Move over, Australian Emus circa 1932 – it seems there's another group of annoyed avians determined to ward off the pesky humans encroaching on their space, none other than the viciously intimidating and infamously sour beasts known as … Canadian hummingbirds? To the relief of local environmental advocates everywhere, it seems the group of birds has successfully halted work on the controversial, multi-billion-dollar TransMountain oil pipeline by doing what they do best – existing.
After a nest of Anna's hummingbirds, which are not endangered but are protected under federal Canadian law according to The Guardian, was found near the constriction site, officials are halting construction on the pipeline set to run from Alberta to British Columbia until August 21, due to the fact that “migratory birds are particularly vulnerable at this time”.

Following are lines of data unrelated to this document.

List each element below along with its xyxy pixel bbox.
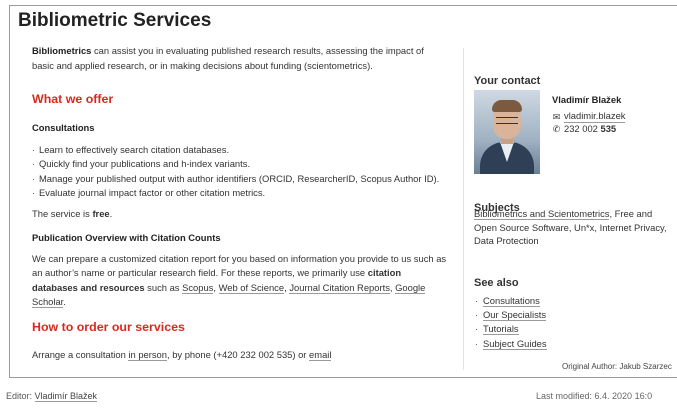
see-also-item-consultations: Consultations	[474, 294, 547, 308]
what-we-offer-heading: What we offer	[32, 92, 114, 106]
email-icon: ✉	[552, 111, 561, 122]
consultations-section: Consultations Learn to effectively searc…	[32, 121, 448, 319]
footer-editor: Editor: Vladimír Blažek	[6, 391, 98, 402]
contact-phone-line: ✆ 232 002 535	[552, 123, 625, 135]
email-link[interactable]: email	[309, 349, 332, 361]
subjects-list: Bibliometrics and Scientometrics, Free a…	[474, 208, 667, 246]
your-contact-heading: Your contact	[474, 74, 541, 87]
our-specialists-link[interactable]: Our Specialists	[483, 309, 547, 322]
consultations-link[interactable]: Consultations	[483, 295, 540, 307]
editor-link[interactable]: Vladimír Blažek	[34, 391, 98, 402]
bibliometrics-subject-link[interactable]: Bibliometrics and Scientometrics	[474, 208, 610, 220]
offer-list-item: Evaluate journal impact factor or other …	[32, 186, 448, 201]
subject-guides-link[interactable]: Subject Guides	[483, 337, 547, 350]
offer-list: Learn to effectively search citation dat…	[32, 143, 448, 201]
how-to-order-heading: How to order our services	[32, 320, 185, 334]
contact-name: Vladimír Blažek	[552, 94, 622, 105]
overview-paragraph: We can prepare a customized citation rep…	[32, 252, 447, 309]
sidebar-divider	[463, 48, 464, 370]
intro-paragraph: Bibliometrics can assist you in evaluati…	[32, 44, 448, 73]
contact-phone: 232 002 535	[564, 123, 617, 134]
see-also-heading: See also	[474, 276, 519, 289]
phone-icon: ✆	[552, 124, 561, 134]
contact-photo	[474, 90, 540, 174]
see-also-list: Consultations Our Specialists Tutorials …	[474, 294, 547, 351]
free-bold: free	[92, 207, 110, 219]
in-person-link[interactable]: in person	[128, 349, 167, 361]
original-author: Original Author: Jakub Szarzec	[562, 362, 672, 371]
offer-list-item: Manage your published output with author…	[32, 172, 448, 187]
order-paragraph: Arrange a consultation in person, by pho…	[32, 349, 332, 361]
tutorials-link[interactable]: Tutorials	[483, 323, 519, 336]
overview-heading: Publication Overview with Citation Count…	[32, 231, 221, 243]
last-modified: Last modified: 6.4. 2020 16:0	[536, 391, 653, 401]
main-content: Bibliometrics can assist you in evaluati…	[32, 44, 448, 73]
see-also-item-tutorials: Tutorials	[474, 322, 547, 337]
contact-details: Vladimír Blažek ✉ vladimir.blazek ✆ 232 …	[552, 94, 626, 135]
contact-email-link[interactable]: vladimir.blazek	[564, 110, 626, 123]
scopus-link[interactable]: Scopus	[182, 281, 214, 294]
see-also-item-subject-guides: Subject Guides	[474, 337, 547, 351]
web-of-science-link[interactable]: Web of Science	[218, 281, 285, 294]
contact-email-line: ✉ vladimir.blazek	[552, 110, 626, 123]
see-also-item-our-specialists: Our Specialists	[474, 308, 547, 323]
intro-text: can assist you in evaluating published r…	[32, 45, 424, 71]
offer-list-item: Learn to effectively search citation dat…	[32, 143, 448, 158]
intro-bold-term: Bibliometrics	[32, 45, 92, 56]
offer-list-item: Quickly find your publications and h-ind…	[32, 157, 448, 172]
service-free-text: The service is free.	[32, 207, 113, 219]
page-title: Bibliometric Services	[18, 10, 212, 31]
journal-citation-reports-link[interactable]: Journal Citation Reports	[289, 281, 390, 294]
consultations-heading: Consultations	[32, 122, 95, 133]
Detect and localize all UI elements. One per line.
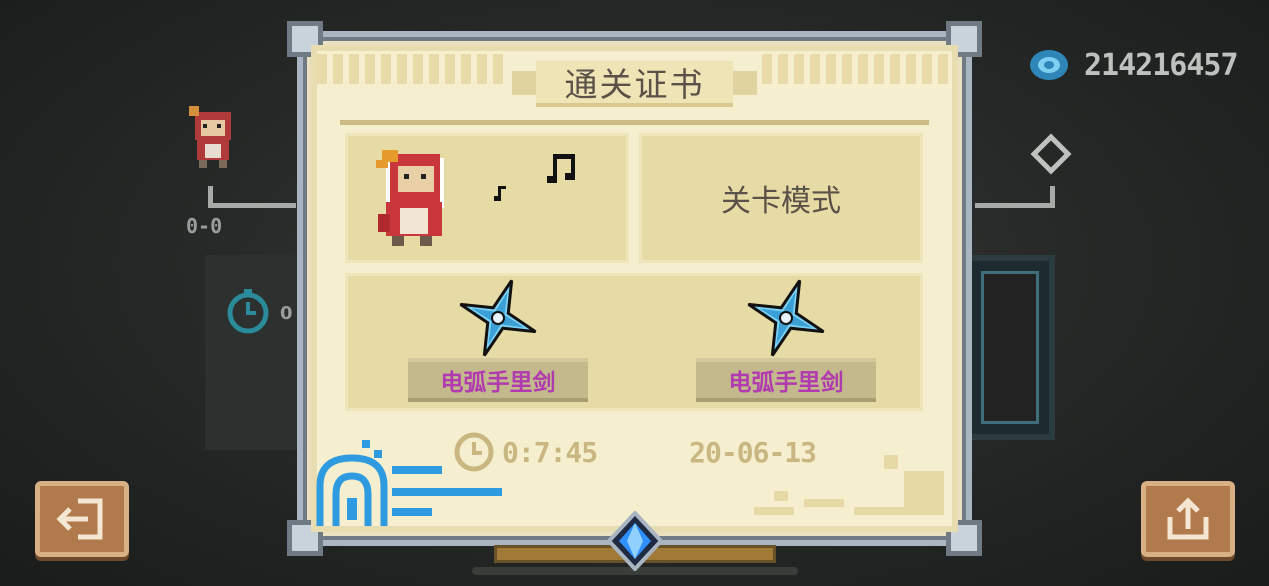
clock-icon bbox=[227, 289, 269, 334]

“Cutting vegetation and trees or carrying out other disruptive activities such as bulldozing or using chainsaws and heavy machinery in the vicinity of active nests will likely result in disturbance or destruction of those nests,” Environment and Climate Change Canada explained in a statement.
However, it seems these unwittingly antagonistic birds may have lots and lots of backup, according to one local group. “Our members have confirmed eight active nests on this site, but there are hundreds, likely thousands more bird nests along the 1,500km of the pipeline route. And yet, construction continues without adequate government monitoring or protection,” a representative of the local Community Nest Finding Network told The Guardian in a statement.
So folks, if there's anything to glean from this instance and of course, the great emu war of 1932, let it be this – don't mess with birds: they can and will flock you up.